Third, interviews make us aware of who eats what and where, but also how the decision-maker rationalizes what product fits that context. People start looking for food that satisfies a specific need, such as what’s realistic from a time point of view, or what’s good for the family. These interviews help us garner how people make decisions on products. Some products might not be the preferred or best choice, but in low-income communities’ people don’t want to waste money, so they make trade-offs. Sometimes these are for the good, but sometimes they are not really beneficial. This research helps us speak people’s language, so that we can encourage them to make healthy choices through our marketing messages and improved access.
MT: The market research has also put into perspective the reality and enormity of what we are trying to achieve. Consumers in South Africa are VERY brand-loyal. and normally don’t have a large repertoire in either category – instant porridge and instant beverages. There are three large maize meals brands in South Africa which have a history of trust and heritage. The purchasing choice within this category is thus underpinned by tradition and heritage of a brand – this naturally builds trust in the product, especially when used by the family for many years. Our research showed us that we really need to have a strong marketing strategy and focus on the category benefits that the consumer considers the most important i.e. Taste, quality, and price.
Other learnings? Loyalty programmes are widely used. These are mainly considered meaningful when resulting in product discount or accumulation of points that can be used as payment for food products.
In addition, our research showed how people perceive door-to-door sales.. People have negative sentiments around door-to-door sales as a distribution mechanism. Their biggest barriers are concerns for safety and skepticism around product quality and authenticity. It was also communicated that the door-to-door channel is not appropriate for food products and we are currently looking at alternative route to market options such as retail or institutional sales.
TN: Instead, people probably prefer to sell to family friends, or an existing network, to whom they can recommend the product and who will value this recommendation.
SAL: If you had to do it again, what would you do differently? Would the timing of this research have been different?
MT: We would most certainly have performed that market research earlier. The market research is required to inform our marketing strategy. The delay in an appropriate and targeted marketing strategy is a challenge.
In addition, due to the urgent nature of our market research we had to recruit respondents for the research in December and conduct the market research in January. This is a difficult time for most people as finances are low following the festive season. Shopping tours – and reflections of what people are purchasing – might be slightly warped in January.
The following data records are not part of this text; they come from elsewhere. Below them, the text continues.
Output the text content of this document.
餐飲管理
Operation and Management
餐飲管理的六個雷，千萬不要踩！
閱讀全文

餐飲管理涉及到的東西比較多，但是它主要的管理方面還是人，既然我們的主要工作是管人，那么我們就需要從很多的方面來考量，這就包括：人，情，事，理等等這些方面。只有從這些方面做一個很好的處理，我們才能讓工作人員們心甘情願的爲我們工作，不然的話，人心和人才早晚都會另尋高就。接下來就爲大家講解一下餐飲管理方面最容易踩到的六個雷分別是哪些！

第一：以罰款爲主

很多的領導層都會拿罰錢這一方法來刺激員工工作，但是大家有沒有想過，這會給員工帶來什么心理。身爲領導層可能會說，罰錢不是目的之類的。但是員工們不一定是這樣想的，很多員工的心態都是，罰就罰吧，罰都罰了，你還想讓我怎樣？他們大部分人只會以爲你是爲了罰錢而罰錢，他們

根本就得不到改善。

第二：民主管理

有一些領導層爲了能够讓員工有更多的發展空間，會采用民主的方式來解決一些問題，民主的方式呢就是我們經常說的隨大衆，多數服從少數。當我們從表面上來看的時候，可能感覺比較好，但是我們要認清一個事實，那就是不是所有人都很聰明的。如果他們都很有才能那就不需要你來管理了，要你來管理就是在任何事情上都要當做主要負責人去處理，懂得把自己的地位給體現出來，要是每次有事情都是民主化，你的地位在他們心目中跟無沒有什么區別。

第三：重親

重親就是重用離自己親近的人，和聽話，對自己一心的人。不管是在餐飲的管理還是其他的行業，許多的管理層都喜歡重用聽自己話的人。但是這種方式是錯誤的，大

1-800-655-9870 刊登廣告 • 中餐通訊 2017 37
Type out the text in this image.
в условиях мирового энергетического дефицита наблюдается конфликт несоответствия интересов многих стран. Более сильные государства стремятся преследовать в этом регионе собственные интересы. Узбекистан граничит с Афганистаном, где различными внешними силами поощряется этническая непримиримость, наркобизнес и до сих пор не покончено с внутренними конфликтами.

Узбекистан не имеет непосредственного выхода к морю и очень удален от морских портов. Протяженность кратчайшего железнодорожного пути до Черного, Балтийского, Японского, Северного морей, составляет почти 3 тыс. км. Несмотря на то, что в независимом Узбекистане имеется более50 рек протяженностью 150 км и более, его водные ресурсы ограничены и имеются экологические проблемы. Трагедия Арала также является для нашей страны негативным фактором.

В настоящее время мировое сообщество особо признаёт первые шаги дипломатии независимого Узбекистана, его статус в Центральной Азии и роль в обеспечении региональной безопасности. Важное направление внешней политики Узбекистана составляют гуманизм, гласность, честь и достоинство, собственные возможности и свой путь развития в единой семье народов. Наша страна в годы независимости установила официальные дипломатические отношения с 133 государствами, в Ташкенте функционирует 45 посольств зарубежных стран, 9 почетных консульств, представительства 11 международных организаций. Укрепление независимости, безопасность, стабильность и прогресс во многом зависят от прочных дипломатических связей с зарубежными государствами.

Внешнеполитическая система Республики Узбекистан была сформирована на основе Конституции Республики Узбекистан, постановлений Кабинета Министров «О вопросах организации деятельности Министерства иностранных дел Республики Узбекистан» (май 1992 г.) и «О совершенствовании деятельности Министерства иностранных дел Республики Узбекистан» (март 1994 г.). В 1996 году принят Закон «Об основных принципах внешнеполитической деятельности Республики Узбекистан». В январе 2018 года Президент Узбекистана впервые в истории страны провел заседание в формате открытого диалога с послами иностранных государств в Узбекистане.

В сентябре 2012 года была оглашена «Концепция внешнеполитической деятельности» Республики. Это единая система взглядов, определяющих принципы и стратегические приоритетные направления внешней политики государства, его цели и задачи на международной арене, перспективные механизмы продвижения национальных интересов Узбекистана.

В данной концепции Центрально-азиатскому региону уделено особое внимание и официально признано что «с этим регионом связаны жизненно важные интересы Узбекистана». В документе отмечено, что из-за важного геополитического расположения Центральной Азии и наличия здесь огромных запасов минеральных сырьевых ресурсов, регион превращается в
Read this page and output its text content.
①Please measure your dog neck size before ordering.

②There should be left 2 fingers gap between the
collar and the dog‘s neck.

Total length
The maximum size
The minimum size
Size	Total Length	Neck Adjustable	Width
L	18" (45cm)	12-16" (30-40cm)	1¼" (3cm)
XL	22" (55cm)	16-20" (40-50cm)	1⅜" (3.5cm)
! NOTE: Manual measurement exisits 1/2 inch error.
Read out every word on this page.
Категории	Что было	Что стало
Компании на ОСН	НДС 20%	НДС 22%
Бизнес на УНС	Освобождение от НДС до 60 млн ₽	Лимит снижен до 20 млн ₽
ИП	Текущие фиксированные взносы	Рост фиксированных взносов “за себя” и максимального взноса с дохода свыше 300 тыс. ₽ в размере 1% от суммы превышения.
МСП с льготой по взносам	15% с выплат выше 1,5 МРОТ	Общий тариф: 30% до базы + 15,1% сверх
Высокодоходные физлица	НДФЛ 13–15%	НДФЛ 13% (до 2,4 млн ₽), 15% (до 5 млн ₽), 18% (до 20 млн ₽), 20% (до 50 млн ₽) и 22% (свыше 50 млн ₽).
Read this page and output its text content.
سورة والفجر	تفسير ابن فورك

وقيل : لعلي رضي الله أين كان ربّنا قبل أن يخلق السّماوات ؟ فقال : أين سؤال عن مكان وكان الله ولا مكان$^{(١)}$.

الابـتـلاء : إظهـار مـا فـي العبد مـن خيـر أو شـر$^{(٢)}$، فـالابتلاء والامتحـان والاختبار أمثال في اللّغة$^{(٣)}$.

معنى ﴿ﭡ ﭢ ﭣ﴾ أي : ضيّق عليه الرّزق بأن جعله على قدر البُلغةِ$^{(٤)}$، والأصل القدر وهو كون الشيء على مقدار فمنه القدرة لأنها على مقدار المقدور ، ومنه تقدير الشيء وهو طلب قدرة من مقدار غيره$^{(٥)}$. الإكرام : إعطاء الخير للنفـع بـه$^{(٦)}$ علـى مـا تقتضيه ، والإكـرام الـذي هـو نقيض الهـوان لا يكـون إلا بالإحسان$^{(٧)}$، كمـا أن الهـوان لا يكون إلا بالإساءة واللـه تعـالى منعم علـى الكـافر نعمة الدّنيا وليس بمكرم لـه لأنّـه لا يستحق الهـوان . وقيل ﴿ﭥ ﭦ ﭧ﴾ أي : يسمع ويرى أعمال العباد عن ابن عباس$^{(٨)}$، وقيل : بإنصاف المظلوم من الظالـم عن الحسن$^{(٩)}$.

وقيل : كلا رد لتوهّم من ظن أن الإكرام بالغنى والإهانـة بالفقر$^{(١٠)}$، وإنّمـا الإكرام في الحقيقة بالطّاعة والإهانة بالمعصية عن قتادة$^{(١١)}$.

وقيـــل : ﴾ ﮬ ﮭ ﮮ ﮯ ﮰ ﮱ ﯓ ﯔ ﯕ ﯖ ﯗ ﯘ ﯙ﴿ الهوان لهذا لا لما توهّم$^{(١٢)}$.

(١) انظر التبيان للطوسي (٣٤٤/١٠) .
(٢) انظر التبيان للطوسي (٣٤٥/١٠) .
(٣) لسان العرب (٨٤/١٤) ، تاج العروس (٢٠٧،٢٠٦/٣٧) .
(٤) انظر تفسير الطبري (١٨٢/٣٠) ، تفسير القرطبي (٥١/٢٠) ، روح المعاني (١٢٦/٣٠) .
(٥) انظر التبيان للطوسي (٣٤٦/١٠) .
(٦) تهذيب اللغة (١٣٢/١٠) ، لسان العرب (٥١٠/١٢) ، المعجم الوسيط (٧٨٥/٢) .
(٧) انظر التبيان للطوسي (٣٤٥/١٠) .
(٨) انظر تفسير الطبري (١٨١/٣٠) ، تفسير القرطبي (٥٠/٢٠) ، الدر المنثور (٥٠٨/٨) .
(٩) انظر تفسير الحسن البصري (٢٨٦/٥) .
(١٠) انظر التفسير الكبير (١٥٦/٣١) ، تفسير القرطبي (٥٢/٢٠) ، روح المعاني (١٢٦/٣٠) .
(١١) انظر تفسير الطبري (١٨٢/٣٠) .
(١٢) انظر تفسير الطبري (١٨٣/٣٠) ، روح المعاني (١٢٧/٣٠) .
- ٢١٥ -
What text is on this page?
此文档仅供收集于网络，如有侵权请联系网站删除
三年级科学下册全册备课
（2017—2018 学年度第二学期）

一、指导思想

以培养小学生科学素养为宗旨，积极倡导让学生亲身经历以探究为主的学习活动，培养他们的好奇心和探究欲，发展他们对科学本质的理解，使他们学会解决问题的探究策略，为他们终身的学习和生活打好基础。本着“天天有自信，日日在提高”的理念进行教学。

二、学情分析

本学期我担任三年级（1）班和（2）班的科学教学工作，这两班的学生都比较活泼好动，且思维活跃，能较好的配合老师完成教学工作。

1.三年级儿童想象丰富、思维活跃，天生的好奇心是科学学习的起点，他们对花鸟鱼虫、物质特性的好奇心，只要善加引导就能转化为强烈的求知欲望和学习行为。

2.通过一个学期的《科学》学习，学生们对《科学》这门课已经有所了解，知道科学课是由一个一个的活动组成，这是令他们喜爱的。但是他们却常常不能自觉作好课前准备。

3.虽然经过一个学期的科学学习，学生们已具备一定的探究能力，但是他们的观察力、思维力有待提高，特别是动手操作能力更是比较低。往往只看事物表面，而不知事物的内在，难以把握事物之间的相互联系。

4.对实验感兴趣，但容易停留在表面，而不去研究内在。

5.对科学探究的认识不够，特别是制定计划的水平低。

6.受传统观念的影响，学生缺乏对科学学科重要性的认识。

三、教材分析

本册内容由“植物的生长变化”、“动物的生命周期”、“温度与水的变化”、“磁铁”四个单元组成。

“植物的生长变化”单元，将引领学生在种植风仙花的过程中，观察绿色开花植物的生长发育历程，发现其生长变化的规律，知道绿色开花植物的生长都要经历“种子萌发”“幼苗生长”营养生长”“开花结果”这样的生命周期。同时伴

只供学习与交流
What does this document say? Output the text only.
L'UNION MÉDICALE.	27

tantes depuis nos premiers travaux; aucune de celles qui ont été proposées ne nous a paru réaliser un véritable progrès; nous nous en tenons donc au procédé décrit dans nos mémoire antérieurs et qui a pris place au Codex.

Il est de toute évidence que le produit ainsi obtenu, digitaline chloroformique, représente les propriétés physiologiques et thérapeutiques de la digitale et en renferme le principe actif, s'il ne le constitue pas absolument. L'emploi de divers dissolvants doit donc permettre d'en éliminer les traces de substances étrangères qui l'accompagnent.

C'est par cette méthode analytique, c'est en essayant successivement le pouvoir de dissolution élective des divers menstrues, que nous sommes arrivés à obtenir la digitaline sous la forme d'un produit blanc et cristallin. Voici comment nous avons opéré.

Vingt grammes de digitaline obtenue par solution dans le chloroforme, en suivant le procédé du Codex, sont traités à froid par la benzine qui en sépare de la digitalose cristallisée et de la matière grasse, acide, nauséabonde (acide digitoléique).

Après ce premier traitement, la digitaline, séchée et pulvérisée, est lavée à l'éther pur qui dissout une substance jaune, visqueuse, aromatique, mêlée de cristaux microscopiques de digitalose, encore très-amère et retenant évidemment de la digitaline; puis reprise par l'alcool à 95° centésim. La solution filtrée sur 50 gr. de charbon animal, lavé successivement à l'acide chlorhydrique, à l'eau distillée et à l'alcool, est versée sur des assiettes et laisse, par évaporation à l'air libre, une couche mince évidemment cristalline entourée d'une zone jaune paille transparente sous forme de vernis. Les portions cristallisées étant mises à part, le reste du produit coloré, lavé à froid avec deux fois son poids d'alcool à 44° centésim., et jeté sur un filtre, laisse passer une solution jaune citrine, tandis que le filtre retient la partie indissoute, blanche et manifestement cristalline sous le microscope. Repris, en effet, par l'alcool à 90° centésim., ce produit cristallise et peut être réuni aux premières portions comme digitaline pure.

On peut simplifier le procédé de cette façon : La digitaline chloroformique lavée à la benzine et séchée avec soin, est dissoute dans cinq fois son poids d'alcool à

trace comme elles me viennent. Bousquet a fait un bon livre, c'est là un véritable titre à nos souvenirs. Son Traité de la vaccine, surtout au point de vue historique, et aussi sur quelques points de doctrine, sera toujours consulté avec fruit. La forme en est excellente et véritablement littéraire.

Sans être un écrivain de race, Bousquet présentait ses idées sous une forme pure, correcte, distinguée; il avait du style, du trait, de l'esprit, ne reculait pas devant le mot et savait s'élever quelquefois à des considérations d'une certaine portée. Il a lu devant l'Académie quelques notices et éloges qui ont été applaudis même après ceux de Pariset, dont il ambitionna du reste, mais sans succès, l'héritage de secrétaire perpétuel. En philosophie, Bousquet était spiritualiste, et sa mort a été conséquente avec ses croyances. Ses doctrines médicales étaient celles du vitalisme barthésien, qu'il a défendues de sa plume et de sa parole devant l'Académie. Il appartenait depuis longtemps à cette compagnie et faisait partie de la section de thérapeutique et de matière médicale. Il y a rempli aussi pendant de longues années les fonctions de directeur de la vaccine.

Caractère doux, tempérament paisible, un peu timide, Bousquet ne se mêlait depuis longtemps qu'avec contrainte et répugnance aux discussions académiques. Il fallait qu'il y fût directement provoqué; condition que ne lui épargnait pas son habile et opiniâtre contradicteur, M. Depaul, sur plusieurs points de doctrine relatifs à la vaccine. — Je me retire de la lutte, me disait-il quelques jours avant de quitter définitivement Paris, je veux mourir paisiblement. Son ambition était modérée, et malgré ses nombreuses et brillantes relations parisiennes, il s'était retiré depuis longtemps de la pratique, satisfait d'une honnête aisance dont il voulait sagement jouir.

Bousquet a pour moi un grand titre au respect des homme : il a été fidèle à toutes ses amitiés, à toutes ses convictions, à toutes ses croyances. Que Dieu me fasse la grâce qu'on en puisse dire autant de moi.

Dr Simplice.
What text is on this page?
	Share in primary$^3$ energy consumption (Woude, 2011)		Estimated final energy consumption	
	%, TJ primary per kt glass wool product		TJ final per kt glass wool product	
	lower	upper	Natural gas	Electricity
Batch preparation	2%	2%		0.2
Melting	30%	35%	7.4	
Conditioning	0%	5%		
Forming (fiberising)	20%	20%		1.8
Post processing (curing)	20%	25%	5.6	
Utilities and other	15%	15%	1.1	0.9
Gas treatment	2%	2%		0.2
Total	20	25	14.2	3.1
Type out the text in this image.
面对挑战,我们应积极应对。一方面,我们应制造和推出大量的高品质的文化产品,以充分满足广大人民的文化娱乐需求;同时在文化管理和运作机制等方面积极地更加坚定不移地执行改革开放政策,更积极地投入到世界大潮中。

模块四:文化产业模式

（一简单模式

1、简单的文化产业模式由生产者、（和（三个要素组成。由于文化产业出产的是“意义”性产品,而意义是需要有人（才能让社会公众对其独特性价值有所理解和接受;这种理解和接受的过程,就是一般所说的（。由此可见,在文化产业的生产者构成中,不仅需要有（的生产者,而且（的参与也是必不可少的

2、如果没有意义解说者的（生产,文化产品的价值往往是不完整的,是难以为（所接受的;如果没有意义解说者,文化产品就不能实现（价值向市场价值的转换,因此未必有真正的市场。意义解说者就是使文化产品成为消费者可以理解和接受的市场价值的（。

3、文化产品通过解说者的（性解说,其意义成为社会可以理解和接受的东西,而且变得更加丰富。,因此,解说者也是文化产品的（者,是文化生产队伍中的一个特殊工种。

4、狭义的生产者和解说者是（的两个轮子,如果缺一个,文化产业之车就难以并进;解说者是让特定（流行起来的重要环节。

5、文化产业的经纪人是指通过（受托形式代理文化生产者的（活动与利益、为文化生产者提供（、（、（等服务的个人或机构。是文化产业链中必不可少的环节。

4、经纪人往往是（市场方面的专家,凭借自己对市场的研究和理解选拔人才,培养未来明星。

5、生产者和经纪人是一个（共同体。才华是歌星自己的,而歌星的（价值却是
TN: We’ve also learnt from other projects that providing information to the consumer market about just nutrition will not translate automatically into successful product adoption. You have to meet consumers at their point of preference – including price, taste and, maybe, convenience. Once that’s ticked, you can add on nutrition as an added benefit. This method, rather than promoting nutrition alone, increases the probability of success, ultimately achieving Sizanni Mzanzi’s goals of nutrition awareness and eagerness to delve into nutrition-related products.